Real-time outlier detection in data streams is a growing research area [15, 92], but only three of the surveyed outlier explanation techniques are designed for streaming environments. However, those techniques do not address some of the characteristics of data streams, such as concept drift and data uncertainty. The data distribution in data streams changes over time due to the changes in environments, trends, etc. [82]. As a result, what is considered as an outlier at a certain period of time can be regarded as an inlier in other period of time. Hence, the outlier explanation techniques should adapt according to the concept drift. Furthermore, data sources in stream applications, i.e., wireless sensor networks (WSN), are vulnerable to external events [66, 82]. This vulnerability causes data uncertainty where some attributes’ values cannot be measured with complete confidence or where data points are missing or out of date. The uncertainty will affect the output of the outlier explanation algorithm. For example, when the algorithm depends on the local neighborhood of the outliers [61], the explanation can be wrong because the actual neighbors are out of date.

Moreover, in multiple-source data streams, data from different sources can be cross-correlated [82]. For example, data streams generated by WSN in harsh environments, i.e., underground oil, forest, and volcanic sites, have attribute correlations, temporal correlation, and spatial correlation [84]. Attribute correlation is the dependency between various attributes, e.g., a sudden rise of temperature is characterized by a sudden drop in humidity. Temporal correlations mean the measured data at a current time is also dependent on past measurements. Spatial correlations imply that the data measurement on a particular sensor node is related to the data measurement of its neighboring nodes (cross-correlation). In this case, outlier explanation algorithms should capture all the correlations to arrive at proper explanations. However, none of the surveyed techniques addresses this trait.

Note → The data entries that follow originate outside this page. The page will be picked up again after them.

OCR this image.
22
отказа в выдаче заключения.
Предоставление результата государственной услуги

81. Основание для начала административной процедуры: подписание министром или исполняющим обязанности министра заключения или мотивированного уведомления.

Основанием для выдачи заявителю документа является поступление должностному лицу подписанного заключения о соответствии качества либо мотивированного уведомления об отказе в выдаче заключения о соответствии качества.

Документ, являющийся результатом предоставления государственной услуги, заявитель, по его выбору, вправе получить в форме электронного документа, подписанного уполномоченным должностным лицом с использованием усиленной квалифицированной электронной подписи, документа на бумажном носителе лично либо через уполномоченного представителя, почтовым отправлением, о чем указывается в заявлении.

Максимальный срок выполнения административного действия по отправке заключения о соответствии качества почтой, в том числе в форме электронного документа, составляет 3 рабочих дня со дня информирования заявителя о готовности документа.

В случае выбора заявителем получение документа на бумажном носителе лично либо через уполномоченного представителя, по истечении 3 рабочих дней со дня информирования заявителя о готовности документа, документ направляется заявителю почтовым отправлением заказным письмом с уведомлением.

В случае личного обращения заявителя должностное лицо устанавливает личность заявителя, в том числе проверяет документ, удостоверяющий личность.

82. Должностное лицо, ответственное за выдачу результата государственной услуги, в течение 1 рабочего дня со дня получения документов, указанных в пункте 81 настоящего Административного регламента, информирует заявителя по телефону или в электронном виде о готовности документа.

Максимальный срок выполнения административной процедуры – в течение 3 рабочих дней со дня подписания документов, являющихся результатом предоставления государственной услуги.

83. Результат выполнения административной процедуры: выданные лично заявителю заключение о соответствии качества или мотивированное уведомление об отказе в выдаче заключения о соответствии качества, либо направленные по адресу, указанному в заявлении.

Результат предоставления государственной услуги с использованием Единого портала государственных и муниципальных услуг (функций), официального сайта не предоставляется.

We also reviewed how the surveyed techniques addressed the evaluative aspects of outlier explanations and concluded that most of the techniques focus on Aspect (5), explanations are truthful. Ideally, to verify whether the proposed outlier explanation techniques provide correct explanations about outliers, we need benchmark datasets with ground truth concerning which data points are outliers and their explanations. However, the ground truth is not always available in real-world datasets. Thus, we also reviewed some methods used to generate outlier explanation ground truth. We classified the existing ground truth generations into three groups: (i) modifying real-world datasets, (ii) generating synthetic data, and (iii) simulating analysts. Furthermore, we discussed the advantages and disadvantages of each group.

Finally, it is possible to produce outlier explanations by examining the relationships between outliers identified from one dataset and external data references. However, to the best of our knowledge, no current work automatically discusses how to generate outlier explanations with additional data references. Future research on this topic is needed.